We’ll update our previous table to apply the following changes:
- A person can have middle names
- A person can have a secondary adresses which we’ll translate as a column of repeated adresses.
Here’s our new schema:
[
{
"name": "FIRST_NAME",
"type": "STRING",
"mode": "REQUIRED"
},
{
"name": "MIDDLE_NAMES",
"type": "STRING",
"mode": "REPEATED"
},
{
"name": "LAST_NAME",
"type": "STRING",
"mode": "REQUIRED"
},
{
"name": "DATE_OF_BIRTH",
"type": "DATE",
"mode": "REQUIRED"
},
{
"name": "ADDRESS",
"type": "RECORD",
"mode": "NULLABLE",
"fields": [
{
"name": "STREET",
"type": "STRING",
"mode": "REQUIRED"
},
{
"name": "CITY",
"type": "STRING",
"mode": "REQUIRED"
},
{
"name": "ZIP_CODE",
"type": "STRING",
"mode": "NULLABLE"
},
{
"name": "COUNTRY",
"type": "STRING",
"mode": "REQUIRED"
}
]
},
{
"name": "SECONDARY_ADDRESS",
"type": "RECORD",
"mode": "REPEATED",
"fields": [
{
"name": "STREET",
"type": "STRING",
"mode": "REQUIRED"
},
{
"name": "CITY",
"type": "STRING",
"mode": "REQUIRED"
},
{
"name": "ZIP_CODE",
"type": "STRING",
"mode": "NULLABLE"
},
{
"name": "COUNTRY",
"type": "STRING",
"mode": "REQUIRED"
}
]
}
]
BigQuery UI’s will display them in the schema like any other column except that its mode is REPEATED
.
To insert in a repeated field you have to set the value to [VALUE1, VALUE2, ...]
:
INSERT INTO `project.dataset.person_table` (FIRST_NAME, MIDDLE_NAMES, LAST_NAME, DATE_OF_BIRTH, ADDRESS, SECONDARY_ADDRESS)
VALUES
("Jeff", ["Pierre", "Jack"], "Smith", "1980-10-10", ("#1 7th Avenue", "New York", "100011", "United States"), [("3Bis Avenue des Champs Élysées", "Paris", "75008", "France")]),
("Charlotte", ["Marie"], "Lalande", "1990-01-01", ("3Bis Avenue des Champs Élysées", "Paris", STRING(NULL), "France"), NULL)
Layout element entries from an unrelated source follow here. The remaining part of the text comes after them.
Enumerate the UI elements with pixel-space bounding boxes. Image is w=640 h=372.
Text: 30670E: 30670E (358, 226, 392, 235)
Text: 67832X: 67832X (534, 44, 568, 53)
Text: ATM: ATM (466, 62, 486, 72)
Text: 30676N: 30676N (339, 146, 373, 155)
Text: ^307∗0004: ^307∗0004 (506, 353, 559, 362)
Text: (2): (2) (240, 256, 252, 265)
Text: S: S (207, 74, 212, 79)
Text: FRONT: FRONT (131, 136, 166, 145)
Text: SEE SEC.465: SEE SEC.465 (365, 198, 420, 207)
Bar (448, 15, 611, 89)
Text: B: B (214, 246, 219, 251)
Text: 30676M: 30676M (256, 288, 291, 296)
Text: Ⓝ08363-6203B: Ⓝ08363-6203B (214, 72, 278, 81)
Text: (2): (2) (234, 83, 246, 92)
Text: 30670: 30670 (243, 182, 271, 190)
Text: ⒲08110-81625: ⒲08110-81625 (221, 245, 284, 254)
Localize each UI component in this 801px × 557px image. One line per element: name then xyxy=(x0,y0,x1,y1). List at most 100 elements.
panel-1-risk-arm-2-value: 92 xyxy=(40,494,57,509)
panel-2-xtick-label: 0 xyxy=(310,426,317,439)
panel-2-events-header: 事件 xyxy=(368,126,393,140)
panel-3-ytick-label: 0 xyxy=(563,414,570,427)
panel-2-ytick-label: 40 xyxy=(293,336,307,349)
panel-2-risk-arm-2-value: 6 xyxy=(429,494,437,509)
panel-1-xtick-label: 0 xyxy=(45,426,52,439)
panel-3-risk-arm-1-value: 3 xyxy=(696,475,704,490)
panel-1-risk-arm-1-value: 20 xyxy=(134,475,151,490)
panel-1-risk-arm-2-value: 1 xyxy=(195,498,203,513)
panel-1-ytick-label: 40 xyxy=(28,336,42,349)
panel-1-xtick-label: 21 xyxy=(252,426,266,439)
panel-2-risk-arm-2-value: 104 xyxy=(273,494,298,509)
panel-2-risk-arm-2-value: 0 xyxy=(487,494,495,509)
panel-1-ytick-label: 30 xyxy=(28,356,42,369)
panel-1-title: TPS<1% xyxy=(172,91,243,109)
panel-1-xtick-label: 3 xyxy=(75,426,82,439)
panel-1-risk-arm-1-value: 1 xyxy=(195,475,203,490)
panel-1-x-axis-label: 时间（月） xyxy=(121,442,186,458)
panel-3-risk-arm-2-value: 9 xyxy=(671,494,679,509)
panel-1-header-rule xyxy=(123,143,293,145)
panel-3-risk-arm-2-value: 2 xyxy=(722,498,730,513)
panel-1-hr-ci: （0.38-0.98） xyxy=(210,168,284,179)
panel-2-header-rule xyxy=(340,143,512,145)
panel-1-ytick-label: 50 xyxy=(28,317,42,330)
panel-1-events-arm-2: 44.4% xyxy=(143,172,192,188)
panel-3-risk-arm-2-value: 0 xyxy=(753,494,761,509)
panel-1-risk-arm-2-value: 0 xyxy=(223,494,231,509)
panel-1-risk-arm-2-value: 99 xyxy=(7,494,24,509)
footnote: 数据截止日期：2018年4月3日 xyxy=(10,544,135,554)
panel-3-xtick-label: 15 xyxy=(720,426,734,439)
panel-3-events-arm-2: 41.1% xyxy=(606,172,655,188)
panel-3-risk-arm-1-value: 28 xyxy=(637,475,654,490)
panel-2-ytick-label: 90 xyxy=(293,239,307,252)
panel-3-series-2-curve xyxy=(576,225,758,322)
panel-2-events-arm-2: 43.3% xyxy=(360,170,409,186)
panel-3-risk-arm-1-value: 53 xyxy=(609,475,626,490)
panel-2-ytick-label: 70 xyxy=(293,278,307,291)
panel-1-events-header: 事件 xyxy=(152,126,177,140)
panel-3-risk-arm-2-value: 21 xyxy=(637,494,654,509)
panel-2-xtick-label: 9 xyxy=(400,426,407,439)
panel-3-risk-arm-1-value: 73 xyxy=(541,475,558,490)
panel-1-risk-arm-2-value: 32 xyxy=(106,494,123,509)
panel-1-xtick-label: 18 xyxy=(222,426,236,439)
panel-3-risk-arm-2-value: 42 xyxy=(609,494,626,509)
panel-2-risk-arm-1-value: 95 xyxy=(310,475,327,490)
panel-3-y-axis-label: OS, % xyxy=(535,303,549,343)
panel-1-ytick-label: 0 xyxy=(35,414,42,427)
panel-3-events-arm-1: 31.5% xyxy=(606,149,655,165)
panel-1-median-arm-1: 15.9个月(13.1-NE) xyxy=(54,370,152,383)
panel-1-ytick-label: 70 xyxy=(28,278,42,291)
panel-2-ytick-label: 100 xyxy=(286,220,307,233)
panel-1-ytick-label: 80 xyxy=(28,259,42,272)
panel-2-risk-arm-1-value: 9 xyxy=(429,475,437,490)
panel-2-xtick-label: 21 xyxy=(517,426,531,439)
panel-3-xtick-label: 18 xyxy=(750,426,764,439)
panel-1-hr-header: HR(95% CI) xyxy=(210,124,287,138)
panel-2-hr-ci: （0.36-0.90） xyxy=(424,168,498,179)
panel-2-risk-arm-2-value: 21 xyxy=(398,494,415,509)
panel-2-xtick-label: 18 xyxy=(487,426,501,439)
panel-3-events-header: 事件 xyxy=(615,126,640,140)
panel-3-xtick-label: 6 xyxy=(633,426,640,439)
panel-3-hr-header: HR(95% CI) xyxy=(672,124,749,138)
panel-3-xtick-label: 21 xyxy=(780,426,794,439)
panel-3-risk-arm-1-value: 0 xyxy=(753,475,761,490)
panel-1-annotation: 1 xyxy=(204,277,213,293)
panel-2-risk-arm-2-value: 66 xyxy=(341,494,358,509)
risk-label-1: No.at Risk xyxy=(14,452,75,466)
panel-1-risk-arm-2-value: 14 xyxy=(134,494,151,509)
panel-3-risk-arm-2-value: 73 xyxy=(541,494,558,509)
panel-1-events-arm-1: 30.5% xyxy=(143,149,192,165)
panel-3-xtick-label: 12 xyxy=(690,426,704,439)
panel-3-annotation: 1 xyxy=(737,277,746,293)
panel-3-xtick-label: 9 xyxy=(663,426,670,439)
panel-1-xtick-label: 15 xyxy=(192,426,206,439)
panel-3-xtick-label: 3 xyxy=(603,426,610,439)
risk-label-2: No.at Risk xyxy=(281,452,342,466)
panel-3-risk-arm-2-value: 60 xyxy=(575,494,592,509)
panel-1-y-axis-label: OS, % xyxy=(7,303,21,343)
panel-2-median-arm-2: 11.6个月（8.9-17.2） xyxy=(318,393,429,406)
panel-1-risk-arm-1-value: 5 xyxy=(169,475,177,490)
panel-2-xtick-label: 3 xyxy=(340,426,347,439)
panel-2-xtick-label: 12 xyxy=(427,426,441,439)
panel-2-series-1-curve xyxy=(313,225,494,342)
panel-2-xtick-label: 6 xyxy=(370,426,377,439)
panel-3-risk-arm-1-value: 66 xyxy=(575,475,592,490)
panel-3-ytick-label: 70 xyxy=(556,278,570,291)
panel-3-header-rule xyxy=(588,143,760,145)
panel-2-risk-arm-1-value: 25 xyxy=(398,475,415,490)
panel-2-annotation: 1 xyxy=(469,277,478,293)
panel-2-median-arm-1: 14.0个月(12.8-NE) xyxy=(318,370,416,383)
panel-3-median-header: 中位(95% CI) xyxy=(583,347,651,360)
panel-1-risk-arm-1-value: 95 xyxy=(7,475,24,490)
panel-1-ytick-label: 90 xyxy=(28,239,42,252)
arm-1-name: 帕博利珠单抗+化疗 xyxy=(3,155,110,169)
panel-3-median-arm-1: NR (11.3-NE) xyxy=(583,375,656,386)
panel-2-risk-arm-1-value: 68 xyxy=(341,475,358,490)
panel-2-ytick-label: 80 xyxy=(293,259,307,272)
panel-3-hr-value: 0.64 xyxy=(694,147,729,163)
To show the repeated fields, the UI will add more lines to the same row: each line containing a new value of the repeated field, and non-repeated fields will be grayed out.
One thing to note, repeated fields are not optimized for querying. If you are looking to filter a data from a repeated field in your table, it is better to duplicate this data on a specific column or simply not to put it in the repeated field.
Congratulations, now you know how to manually insert data in complex & repeated columns!